The Fellsman Warren Pole

Sunshine and smiles for Warren mid-race. Bright weather masks howling sub-zero gales also on offer that day...
So 2011 saw me back again to sample the delights of Fleet Moss and Middle Tongue for the first time. I remember a lot of misery up there that night, coupled with several falls into bogs deep enough to lose a car in, not to mention a distinct feeling I may never find my way out. Yet somehow, despite a dodgy ankle hobbling me by Park Rash, the memory I took away was that I’d had a brilliant time.

Clearly some sort of covert mass hypnosis is involved during sign-on at the Fellsman, because this perfectly selective memory loss seems common to everyone who enters:

Lost for hours in a hailstorm on Middle Tongue? “Amazing day out”

Endured headwinds strong enough to fell buildings for 18 hours? “Such a laugh”
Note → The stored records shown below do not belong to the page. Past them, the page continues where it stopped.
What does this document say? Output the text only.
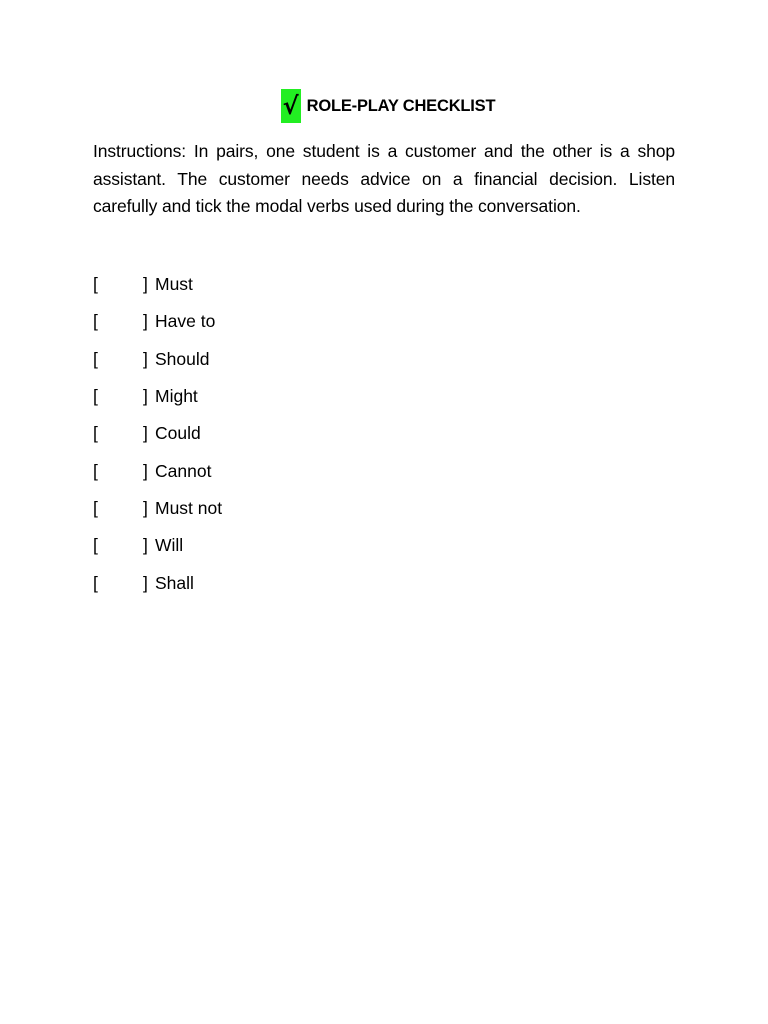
√ ROLE-PLAY CHECKLIST

Instructions: In pairs, one student is a customer and the other is a shop assistant. The customer needs advice on a financial decision. Listen carefully and tick the modal verbs used during the conversation.

[	] Must
[	] Have to
[	] Should
[	] Might
[	] Could
[	] Cannot
[	] Must not
[	] Will
[	] Shall
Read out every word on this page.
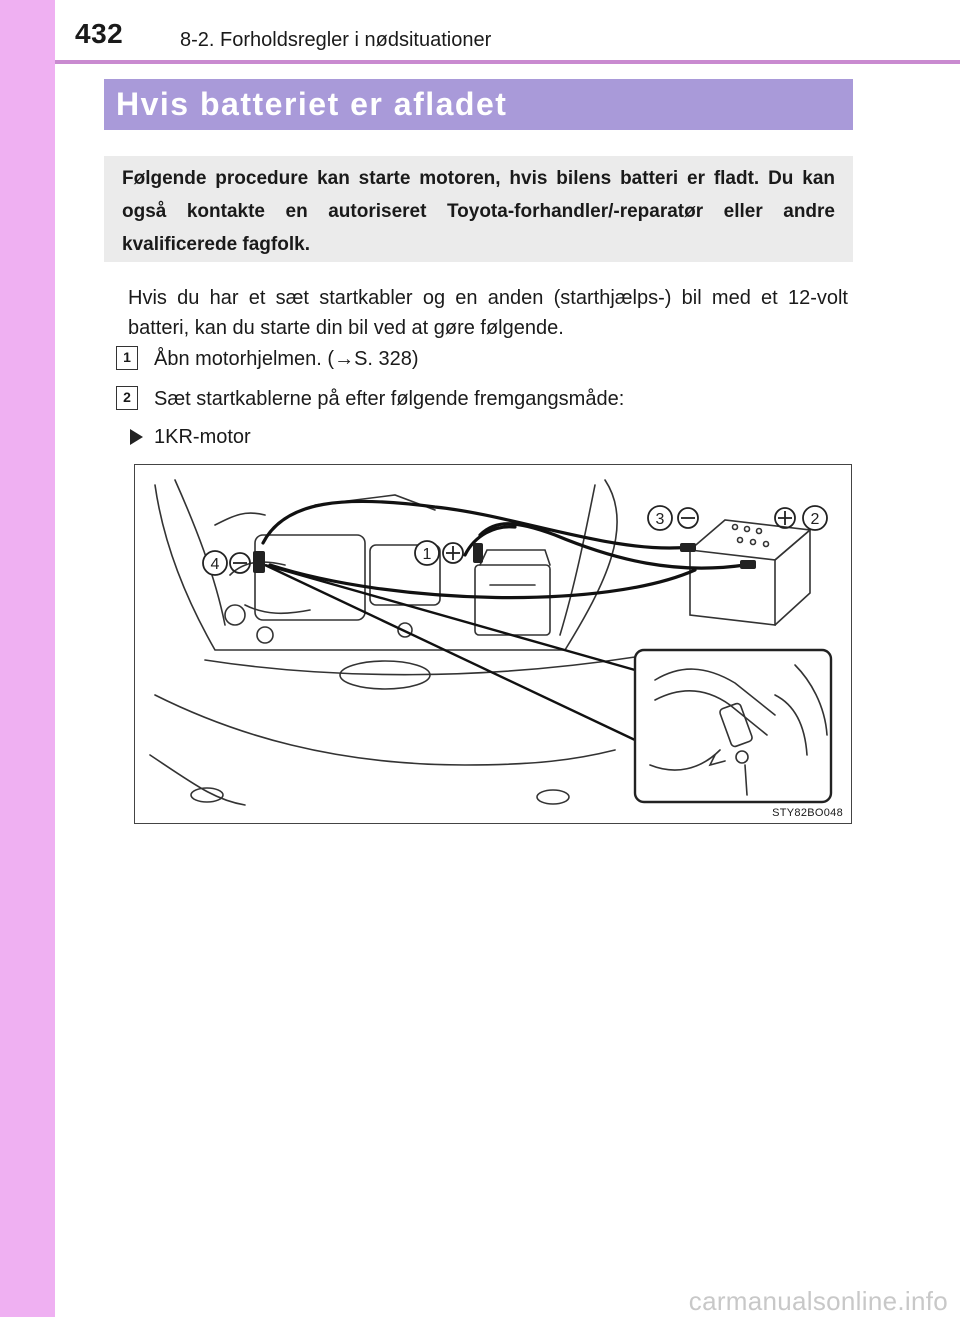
432	8-2. Forholdsregler i nødsituationer
Hvis batteriet er afladet

Følgende procedure kan starte motoren, hvis bilens batteri er fladt. Du kan også kontakte en autoriseret Toyota-forhandler/-reparatør eller andre kvalificerede fagfolk.

Hvis du har et sæt startkabler og en anden (starthjælps-) bil med et 12-volt batteri, kan du starte din bil ved at gøre følgende.

1	Åbn motorhjelmen. (→S. 328)
2	Sæt startkablerne på efter følgende fremgangsmåde:
1KR-motor
1
2
3
4
STY82BO048
carmanualsonline.info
Been plunged in and out of the mental abyss all night while teetering between hysteria and madness and simultaneously developing a rare new stream of trench foot? “Best race ever, can’t wait for next year!”


And so it goes on. 

But this is the beauty of the Fellsman and it’s what’s kept me coming back, finally for a finish in 2012 (a bit windy if I remember rightly, ice crystals in my socks at Park Rash were a particular highlight), and a night marshalling the Hells Gap checkpoint in 2013 (which taught me the event staff are every bit as tough as the runners) after injury scuppered my actual running plans that year.

The Fellsman kit check

With biblical floods forecast one year, the organiser's traditional stoic humour shone through
Every year has brought new lessons, from kit preparation and planning, to how to sleep for five minutes in a food tent the size of a wendy house when the wind’s threatening to hurl it skywards like the house from the Wizard of Oz. And every year has left me with an ever bigger smile on my face.